For instance: After the war, there was a group called the Society for the Preservation of Spirituals, composed of history buffs who performed the slave songs. This group consisted entirely of white ladies, who believed themselves better able to preserve and interpret negro spirituals than formerly enslaved people or their descendants.

It is not cultural appropriation every time a white person sings a Black song, but this? The ladies of the Society for the Preservation of Spirituals acted like they invented cultural appropriation.

Then there was Miriam B. Wilson, born in 1879 in Ohio and raised to understand that chattel slavery was, you know, morally wrong. Then she moved to Charleston and went native. With the paternalism that characterizes so many white people to the present day, she opened the Old Slave Mart Museum and used it to soften the image of slavery. On viewing an image of an overseer with a whip, she concluded that whips weren't necessarily used on people. And while it is true that some slaves had whip marks on their backs, she reasoned that these might have been tribal tattoos, or perhaps they'd injured themselves to garner sympathy with abolitionists.

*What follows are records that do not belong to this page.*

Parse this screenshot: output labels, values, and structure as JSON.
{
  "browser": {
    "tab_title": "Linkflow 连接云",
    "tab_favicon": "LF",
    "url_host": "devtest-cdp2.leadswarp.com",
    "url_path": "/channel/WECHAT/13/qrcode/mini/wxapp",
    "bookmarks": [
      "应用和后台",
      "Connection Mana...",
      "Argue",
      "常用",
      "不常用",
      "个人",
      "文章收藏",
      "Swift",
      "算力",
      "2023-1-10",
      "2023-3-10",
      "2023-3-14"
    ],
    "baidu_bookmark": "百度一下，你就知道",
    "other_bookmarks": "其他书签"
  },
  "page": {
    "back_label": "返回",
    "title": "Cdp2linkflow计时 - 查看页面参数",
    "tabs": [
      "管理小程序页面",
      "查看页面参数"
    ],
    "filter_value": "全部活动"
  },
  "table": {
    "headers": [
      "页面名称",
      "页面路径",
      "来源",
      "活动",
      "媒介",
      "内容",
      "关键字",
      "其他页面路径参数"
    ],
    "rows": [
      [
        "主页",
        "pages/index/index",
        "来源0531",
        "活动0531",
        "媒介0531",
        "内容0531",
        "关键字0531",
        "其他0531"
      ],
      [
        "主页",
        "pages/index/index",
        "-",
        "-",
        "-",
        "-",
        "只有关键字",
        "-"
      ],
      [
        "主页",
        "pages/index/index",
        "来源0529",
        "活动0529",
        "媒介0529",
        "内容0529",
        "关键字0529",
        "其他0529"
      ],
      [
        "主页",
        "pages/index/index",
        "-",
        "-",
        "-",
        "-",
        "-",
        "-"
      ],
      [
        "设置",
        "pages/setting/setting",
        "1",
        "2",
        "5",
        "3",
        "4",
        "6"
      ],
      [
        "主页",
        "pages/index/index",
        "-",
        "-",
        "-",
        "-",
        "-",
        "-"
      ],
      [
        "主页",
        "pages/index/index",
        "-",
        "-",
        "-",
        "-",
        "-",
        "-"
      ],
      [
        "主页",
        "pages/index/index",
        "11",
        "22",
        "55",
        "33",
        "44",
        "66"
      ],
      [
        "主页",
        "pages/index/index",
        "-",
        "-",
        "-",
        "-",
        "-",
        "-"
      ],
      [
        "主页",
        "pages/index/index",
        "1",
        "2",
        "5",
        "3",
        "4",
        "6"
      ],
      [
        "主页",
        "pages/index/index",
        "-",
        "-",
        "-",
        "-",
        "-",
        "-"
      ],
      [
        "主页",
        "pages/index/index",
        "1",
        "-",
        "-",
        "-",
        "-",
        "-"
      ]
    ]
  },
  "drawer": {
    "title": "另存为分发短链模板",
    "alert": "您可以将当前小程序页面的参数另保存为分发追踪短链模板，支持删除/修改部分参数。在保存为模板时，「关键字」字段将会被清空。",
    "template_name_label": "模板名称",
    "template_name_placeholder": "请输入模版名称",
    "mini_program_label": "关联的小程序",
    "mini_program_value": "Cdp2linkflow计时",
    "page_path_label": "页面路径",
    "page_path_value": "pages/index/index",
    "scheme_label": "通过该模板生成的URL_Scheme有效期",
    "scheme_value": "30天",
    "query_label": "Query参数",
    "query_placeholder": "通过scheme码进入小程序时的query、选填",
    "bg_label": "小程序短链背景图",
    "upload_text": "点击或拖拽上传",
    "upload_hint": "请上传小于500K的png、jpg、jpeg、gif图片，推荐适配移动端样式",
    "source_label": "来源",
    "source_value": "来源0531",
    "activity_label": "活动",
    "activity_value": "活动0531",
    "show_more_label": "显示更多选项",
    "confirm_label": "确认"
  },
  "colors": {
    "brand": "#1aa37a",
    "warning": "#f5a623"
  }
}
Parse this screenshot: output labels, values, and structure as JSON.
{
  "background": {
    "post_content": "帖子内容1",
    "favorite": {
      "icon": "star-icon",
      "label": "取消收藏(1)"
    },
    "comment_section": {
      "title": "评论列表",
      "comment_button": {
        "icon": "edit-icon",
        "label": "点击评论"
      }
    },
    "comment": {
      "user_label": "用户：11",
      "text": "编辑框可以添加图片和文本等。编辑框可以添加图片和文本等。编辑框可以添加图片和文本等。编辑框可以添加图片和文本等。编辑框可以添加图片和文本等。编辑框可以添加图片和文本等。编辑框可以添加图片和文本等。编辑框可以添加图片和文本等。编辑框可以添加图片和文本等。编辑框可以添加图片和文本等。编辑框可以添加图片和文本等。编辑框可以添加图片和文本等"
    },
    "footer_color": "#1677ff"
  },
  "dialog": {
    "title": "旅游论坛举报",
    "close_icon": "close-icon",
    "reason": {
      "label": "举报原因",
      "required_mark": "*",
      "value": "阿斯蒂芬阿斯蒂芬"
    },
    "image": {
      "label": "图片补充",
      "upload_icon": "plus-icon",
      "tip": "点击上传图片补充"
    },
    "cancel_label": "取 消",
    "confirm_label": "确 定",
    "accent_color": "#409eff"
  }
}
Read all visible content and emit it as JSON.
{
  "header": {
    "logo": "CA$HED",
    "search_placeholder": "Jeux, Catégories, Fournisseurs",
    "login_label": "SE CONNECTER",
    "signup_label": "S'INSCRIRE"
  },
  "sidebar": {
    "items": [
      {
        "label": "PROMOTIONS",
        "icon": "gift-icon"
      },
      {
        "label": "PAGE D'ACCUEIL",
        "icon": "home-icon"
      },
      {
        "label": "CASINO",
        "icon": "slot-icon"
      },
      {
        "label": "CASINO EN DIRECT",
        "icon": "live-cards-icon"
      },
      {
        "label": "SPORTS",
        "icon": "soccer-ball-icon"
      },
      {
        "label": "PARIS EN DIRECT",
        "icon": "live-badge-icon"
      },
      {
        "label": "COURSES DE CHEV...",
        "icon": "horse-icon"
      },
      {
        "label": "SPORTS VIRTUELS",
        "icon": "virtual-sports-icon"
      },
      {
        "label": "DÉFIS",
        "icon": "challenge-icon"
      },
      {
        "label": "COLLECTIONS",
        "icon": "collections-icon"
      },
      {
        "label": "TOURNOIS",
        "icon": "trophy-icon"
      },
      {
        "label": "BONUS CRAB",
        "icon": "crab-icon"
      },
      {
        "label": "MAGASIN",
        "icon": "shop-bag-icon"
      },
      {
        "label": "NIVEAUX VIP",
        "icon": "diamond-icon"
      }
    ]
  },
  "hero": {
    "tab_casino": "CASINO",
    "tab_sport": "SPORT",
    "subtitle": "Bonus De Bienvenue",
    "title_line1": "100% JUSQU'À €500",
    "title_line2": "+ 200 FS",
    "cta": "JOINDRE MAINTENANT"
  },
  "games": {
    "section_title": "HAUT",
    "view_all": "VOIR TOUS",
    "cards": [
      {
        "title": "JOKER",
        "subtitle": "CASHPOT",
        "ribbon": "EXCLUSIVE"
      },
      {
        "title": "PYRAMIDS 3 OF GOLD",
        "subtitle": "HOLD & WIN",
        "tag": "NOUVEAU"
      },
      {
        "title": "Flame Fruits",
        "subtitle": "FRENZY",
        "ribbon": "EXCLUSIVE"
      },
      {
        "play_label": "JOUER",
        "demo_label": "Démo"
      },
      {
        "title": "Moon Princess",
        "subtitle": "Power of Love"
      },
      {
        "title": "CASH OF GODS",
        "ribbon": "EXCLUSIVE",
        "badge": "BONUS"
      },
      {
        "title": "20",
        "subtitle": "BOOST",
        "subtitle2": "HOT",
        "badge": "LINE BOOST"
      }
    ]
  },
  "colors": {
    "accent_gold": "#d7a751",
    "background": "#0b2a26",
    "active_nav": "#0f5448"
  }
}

We all know someone--frankly we're all RELATED to someone--who has unfortunate interpretations of political and social reality, but this someone is not running the only museum about slavery in a city that was a major port in the Atlantic slave trade, now are they.

A final example: you may be aware of the Federal Writers Project, part of the Works Progress Administration in the Great Depression. As one part of the FWP, historians interviewed formerly enslaved people to collect their oral histories. The interviewees often spoke highly of their former masters--but of course they did. The interviewers were white. They knew the consequences of telling the truth. But those times when they did feel bold enough to discuss the ugly truth of slavery, the historians assumed they were lying (because Black people are prone to fibbing. It's common knowledge).

I enjoyed the audiobook, narrated by Tom Perkins, and I would like to take pains to observe that the authors and I overlapped at the University of North Carolina, which means we're practically friends.